In Akzo Nobel Chemical Ltd.& al. v. Commission of the European Communities, the court had to determine whether certain documents seized by the Commission in the context of a competition law investigation were covered by the "legal professional privilege," also referred to as solicitor–client privilege. These documents consisted of the following:

  1. a memorandum from a general manager to one of his superiors, containing information gathered from employees for the purpose of obtaining outside legal advice in connection with the company’s competition law compliance program; the memo bore handwritten notes referring to contacts with outside counsel, including his name;
  2. the general manager’s handwritten notes from discussions with employees, which were used to prepare the above memorandum; and two e-mails exchanged between the general manager and a lawyer from the company’s legal department.
  3. The court pointed out that European law recognizes the right of every person to consult, without constraint, a lawyer whose profession entails giving independent legal advice. The court also acknowledged that the protection of the confidentiality of written communications between lawyer and client is an essential corollary to that right. This means not only that the Commission cannot use privileged documents as evidence in a decision imposing a penalty, but that the Commission must refrain from reading the contents of documents over which privilege is claimed until a final decision is made. However, because privilege is an exception to the Commission’s powers of investigation, it must be construed restrictively. Thus, the person claiming privilege bears the burden of proving that the protection actually applies.

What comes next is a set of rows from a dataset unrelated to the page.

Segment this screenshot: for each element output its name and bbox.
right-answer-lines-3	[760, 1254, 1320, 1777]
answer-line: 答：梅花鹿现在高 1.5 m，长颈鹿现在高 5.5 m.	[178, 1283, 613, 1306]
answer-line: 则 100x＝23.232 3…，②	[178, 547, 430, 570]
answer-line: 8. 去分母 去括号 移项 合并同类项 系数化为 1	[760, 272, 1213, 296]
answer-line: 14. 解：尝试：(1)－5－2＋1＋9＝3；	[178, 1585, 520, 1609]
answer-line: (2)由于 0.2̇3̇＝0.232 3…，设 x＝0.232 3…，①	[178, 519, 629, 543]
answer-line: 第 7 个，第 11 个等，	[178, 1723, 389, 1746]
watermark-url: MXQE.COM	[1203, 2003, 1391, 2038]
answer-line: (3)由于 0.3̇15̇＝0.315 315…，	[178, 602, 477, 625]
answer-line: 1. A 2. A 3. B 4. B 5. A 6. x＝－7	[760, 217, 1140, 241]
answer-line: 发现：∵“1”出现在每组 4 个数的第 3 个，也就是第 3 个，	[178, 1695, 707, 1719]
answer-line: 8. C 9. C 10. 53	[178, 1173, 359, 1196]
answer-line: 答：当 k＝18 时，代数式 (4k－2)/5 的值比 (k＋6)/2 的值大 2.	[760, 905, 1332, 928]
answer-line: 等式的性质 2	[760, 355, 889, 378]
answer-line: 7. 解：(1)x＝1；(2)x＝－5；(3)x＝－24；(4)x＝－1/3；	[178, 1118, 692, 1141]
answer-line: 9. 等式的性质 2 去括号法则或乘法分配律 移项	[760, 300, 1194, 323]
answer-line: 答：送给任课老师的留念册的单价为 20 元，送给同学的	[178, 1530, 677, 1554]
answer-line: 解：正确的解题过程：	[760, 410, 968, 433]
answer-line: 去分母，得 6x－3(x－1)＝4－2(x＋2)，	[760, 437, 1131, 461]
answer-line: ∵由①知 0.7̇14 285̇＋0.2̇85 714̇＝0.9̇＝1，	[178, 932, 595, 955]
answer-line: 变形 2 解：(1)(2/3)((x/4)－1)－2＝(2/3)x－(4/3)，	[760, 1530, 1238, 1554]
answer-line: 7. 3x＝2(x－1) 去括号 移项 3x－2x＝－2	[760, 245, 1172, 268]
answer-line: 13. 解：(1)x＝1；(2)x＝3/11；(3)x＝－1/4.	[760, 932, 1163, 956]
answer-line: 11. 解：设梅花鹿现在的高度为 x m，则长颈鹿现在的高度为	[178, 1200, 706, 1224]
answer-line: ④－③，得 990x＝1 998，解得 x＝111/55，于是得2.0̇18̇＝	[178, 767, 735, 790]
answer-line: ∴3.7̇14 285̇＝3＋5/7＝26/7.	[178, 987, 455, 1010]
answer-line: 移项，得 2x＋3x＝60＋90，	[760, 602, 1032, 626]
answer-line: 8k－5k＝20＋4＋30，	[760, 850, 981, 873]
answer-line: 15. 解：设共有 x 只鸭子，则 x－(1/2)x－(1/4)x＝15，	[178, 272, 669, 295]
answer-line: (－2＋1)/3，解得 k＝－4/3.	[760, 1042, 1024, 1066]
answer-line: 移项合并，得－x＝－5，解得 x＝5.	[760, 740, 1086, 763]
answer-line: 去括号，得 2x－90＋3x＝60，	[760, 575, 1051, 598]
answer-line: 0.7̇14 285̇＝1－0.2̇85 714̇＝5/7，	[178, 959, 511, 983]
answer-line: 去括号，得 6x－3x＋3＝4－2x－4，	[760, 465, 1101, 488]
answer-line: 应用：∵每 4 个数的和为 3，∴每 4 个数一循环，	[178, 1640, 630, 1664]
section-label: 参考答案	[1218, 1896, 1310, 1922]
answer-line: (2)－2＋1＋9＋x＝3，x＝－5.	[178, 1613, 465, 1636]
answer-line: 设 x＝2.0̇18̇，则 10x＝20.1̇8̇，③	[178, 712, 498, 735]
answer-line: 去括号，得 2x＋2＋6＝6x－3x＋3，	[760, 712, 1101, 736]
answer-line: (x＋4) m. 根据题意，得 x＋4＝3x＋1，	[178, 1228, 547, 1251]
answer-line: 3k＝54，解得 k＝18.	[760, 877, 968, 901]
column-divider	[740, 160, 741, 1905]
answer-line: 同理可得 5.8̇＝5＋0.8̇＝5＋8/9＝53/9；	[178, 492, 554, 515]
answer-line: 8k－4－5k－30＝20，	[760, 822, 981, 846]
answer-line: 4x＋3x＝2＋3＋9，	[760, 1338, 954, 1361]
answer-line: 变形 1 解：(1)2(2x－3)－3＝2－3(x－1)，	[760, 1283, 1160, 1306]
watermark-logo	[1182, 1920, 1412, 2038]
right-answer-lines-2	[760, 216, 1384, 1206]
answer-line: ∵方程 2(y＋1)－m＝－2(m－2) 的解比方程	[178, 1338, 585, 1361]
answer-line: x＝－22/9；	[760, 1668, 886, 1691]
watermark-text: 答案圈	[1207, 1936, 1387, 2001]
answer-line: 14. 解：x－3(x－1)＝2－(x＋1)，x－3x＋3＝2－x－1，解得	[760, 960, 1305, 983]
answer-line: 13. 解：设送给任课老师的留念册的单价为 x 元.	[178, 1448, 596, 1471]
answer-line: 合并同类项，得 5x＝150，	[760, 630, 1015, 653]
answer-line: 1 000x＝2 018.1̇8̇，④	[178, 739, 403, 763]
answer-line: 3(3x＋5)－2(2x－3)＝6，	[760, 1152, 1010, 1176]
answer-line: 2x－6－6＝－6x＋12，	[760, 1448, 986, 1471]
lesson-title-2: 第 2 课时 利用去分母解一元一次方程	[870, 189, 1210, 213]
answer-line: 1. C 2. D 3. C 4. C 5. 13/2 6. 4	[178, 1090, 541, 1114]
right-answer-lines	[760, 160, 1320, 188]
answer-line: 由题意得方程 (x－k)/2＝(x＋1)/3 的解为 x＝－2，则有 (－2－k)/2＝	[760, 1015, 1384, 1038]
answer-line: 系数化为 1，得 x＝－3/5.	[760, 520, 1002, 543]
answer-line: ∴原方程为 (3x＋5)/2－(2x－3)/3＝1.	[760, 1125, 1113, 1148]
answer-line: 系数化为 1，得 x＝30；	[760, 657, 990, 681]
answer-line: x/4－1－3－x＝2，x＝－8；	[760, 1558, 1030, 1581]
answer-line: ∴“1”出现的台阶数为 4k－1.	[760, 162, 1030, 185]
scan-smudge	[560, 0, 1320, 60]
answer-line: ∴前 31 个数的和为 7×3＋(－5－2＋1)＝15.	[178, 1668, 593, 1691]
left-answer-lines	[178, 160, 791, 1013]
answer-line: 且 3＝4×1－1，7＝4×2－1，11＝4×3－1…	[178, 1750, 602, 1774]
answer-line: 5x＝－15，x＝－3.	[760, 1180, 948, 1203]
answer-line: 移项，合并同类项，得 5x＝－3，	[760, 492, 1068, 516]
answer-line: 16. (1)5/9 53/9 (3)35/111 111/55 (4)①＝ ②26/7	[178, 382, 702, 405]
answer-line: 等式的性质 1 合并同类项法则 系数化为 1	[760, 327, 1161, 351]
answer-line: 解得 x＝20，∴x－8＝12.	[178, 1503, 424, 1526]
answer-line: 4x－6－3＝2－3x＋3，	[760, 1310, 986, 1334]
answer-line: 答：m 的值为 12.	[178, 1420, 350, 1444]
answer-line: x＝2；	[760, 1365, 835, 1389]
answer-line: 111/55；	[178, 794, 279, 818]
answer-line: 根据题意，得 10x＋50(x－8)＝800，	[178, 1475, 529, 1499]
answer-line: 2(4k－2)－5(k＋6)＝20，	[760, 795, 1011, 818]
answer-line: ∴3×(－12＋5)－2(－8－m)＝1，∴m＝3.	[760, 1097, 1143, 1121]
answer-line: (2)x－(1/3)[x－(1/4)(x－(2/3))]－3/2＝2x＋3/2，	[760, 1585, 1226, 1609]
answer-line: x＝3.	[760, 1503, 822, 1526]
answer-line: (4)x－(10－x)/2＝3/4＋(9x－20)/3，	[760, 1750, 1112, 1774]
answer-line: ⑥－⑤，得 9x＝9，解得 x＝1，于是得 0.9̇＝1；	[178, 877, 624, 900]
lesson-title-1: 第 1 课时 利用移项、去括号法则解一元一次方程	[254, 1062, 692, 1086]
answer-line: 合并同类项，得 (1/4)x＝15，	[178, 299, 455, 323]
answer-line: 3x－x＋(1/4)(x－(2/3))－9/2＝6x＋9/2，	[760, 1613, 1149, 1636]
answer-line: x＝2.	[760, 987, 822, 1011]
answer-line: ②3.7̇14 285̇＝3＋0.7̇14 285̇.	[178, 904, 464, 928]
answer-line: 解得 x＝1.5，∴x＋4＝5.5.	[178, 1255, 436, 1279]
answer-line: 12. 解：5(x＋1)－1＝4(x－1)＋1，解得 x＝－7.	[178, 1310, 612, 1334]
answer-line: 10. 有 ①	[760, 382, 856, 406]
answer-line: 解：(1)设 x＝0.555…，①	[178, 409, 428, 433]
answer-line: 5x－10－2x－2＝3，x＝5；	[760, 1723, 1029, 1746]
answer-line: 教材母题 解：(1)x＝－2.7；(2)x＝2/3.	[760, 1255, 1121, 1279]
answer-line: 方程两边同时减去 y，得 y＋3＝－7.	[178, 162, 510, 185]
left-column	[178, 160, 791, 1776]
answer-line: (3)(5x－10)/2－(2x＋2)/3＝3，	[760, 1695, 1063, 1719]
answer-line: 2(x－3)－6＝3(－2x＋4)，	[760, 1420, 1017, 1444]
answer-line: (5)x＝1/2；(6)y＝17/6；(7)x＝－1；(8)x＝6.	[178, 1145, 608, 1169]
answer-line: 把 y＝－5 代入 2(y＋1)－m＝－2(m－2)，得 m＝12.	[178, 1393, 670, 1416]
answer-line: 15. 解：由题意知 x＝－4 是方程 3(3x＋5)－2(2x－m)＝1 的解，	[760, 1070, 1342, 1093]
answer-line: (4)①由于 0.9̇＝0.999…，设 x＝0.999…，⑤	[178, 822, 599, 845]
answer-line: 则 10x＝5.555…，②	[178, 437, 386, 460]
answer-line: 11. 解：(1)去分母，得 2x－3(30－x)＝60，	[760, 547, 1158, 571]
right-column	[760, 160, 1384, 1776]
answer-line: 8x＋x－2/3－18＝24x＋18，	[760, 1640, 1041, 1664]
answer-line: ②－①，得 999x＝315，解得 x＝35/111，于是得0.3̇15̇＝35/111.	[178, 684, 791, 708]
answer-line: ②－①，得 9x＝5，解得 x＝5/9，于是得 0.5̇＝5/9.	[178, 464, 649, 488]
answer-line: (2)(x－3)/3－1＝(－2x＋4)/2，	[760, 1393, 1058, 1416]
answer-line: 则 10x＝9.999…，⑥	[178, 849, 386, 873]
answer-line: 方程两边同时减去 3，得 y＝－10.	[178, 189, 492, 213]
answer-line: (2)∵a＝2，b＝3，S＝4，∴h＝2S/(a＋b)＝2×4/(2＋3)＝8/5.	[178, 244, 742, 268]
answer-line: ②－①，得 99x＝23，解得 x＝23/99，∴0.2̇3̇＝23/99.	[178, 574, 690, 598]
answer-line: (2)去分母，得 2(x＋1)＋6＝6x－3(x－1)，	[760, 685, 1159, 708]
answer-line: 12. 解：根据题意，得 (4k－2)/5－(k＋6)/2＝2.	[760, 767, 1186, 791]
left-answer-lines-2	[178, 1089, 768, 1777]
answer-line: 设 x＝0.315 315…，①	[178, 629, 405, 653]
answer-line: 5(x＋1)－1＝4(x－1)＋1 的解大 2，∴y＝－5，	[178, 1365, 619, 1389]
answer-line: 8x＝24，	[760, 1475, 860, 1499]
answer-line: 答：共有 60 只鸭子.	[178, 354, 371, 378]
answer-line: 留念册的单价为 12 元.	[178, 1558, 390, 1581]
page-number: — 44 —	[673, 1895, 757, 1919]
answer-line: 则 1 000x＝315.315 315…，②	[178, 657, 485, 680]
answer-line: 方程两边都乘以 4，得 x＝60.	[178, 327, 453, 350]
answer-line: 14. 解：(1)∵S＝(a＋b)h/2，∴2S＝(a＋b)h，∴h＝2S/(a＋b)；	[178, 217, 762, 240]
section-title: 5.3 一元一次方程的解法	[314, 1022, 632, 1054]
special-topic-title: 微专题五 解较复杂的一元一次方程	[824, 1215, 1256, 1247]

The court accepted that preparatory documents, such as working documents or summaries which present the information necessary for the lawyer to understand the context, nature and scope of the facts for which legal assistance is sought, could be privileged even if they were not exchanged with a lawyer or not created for the purpose of being sent physically to a lawyer. However, privilege over preparatory documents will be recognized only if such documents were drawn up exclusively for the purpose of seeking legal advice. The mere fact that a document has been discussed with a lawyer is not sufficient. The court held that the general manager’s memorandum and handwritten notes, which were not addressed to a lawyer and which made no mention of seeking legal advice, did not meet that test and were not privileged.

As for the e-mails exchanged between the general manager and in-house counsel, the court reaffirmed its controversial jurisprudence denying privilege to communications with in-house lawyers. The court held that to attract privilege, legal advice must be provided "in full independence," which means by a lawyer who is a third party, structurally, hierarchically and functionally, in relation to the corporation receiving the advice. A lawyer bound to his or her client by a relationship of employment does not meet this requirement. As a result, only communications with outside lawyers for the purpose of seeking legal advice are protected by privilege.

McCarthy Tétrault Notes:

In the context of increasing globalization, it is useful to know the extent to which communications with lawyers will be protected in various jurisdictions. Despite heavy criticism, European authorities continue to deny protection to communication with in-house lawyers, and this should be kept in mind in all internal communications. As for documents that may be used in seeking legal advice, the European approach is more restrictive than Canadian law in requiring that such documents be prepared for the exclusive purpose of seeking legal advice. However, since in both cases the burden of establishing privilege falls on the corporation, the Akzo Nobel decision reinforces the importance of clearly identifying as privileged all documents which are prepared for the purposes of seeking legal advice.